Rabbi David Baron, founder of Temple Shalom for the Arts in Beverly Hills, said he started writing sermons about how the Bible relates to business issues as a way to reach out to members of his busy congregation. He said many people would like the companies they own or work for to reflect values they cherish.
Often entrepreneurs are too busy running their businesses to think about incorporating important values into their day-to-day management decisions. Yet, a truly successful business has to operate based on the ethics of its owner and employees. For example, if you cheat or short-change your customers, you shouldn’t be surprised if your employees do, too. If you tell white lies about why you were late or missed an appointment, your employees will think it is OK if they do the same. “The more I got into [these topics], the more it resonated with business people,” Baron said. His book explores how to balance business success with ethics. Lessons shared include asking for what you want, the same way Moses asked Pharaoh to free the Jews, and “bringing your staff out of the slave mentality.” Baron also considers why God chose Moses for such a tough leadership role when he was hardly management material. “Imagine hiring a manager whose profile reads: reluctant to lead, stutters, distant, prone to long mountain- top vigils, temperamental to the point of smashing corporate mission statements, strikes out instead of speaking, settles disputes through swift violent means, and never reaches his ultimate objective.” Baron’s point is that you have to look beyond the obvious when you are hiring new employees or grooming current employees for a promotion. Evaluate people based on how they have handled a cri- sis, dealt with an upset customer, or reached out to a troubled coworker.
Both books offer a different perspective on business management and may inspire you to take a slightly different view of a troubled employee or a difficult client. The books may also inspire you to reconnect with your spiritual side, even if you haven’t been to a church or synagogue in years.

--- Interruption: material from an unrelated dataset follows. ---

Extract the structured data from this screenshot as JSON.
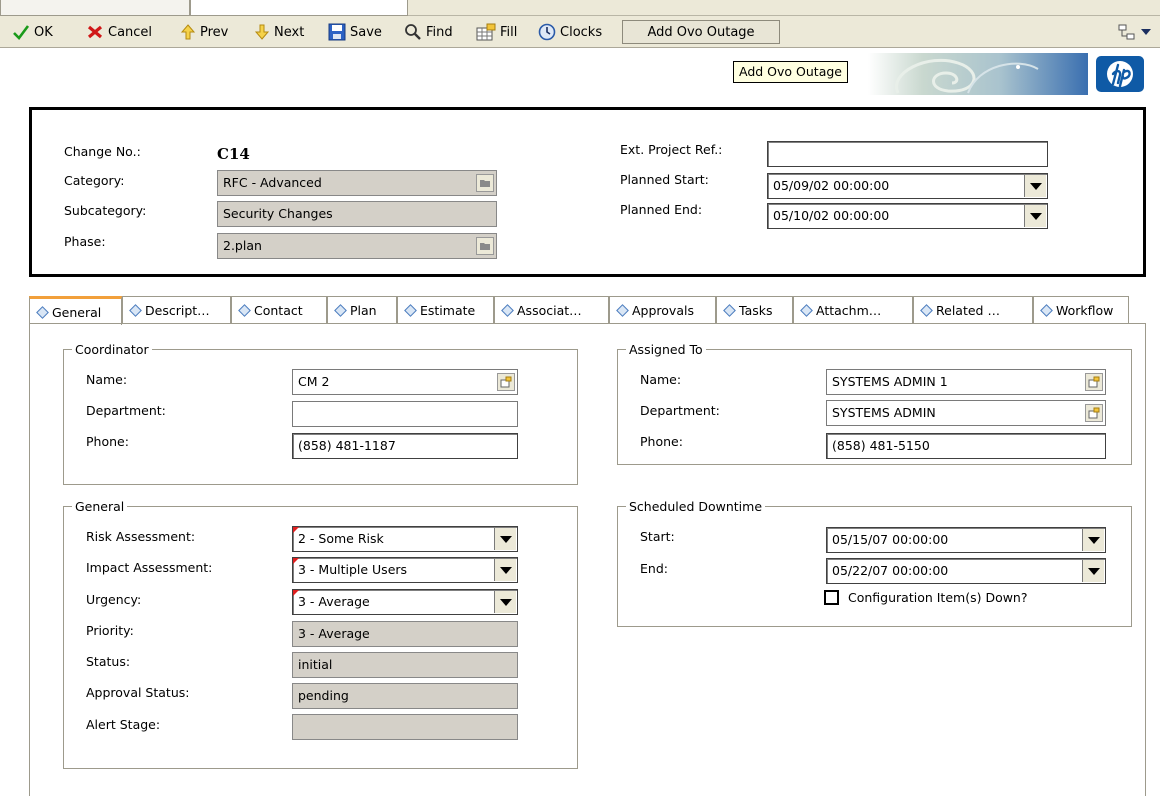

For a totally different yet equally thought-provoking management book, read The Natural Laws of Business: How to Harness the Power of Evolution, Physics and Economics to Achieve Business Success by Richard Koch (Doubleday, 2001).
Koch relies on Darwin’s Theory of Natural Selection and other scientific theories to explain how to improve the environment around your business. “We need to understand the natural laws, whether these control tiny particles, huge planets, or our own behavior,” says Koch. “We have to respect the laws. We must recognize when they can undo our plans. And when we can harness their power in creative ways.” He offers important business lessons on finding a niche to dominate based on Gause’s Principle of Survival by Differentiation, supports experimenting before committing to a major initiative based on Heisenberg’s Uncertainty Principle, and discusses how to improve relationships with diverse employees by learning more about evolutionary psychology. If the spiritual path doesn’t lead you into better management, try the scientific.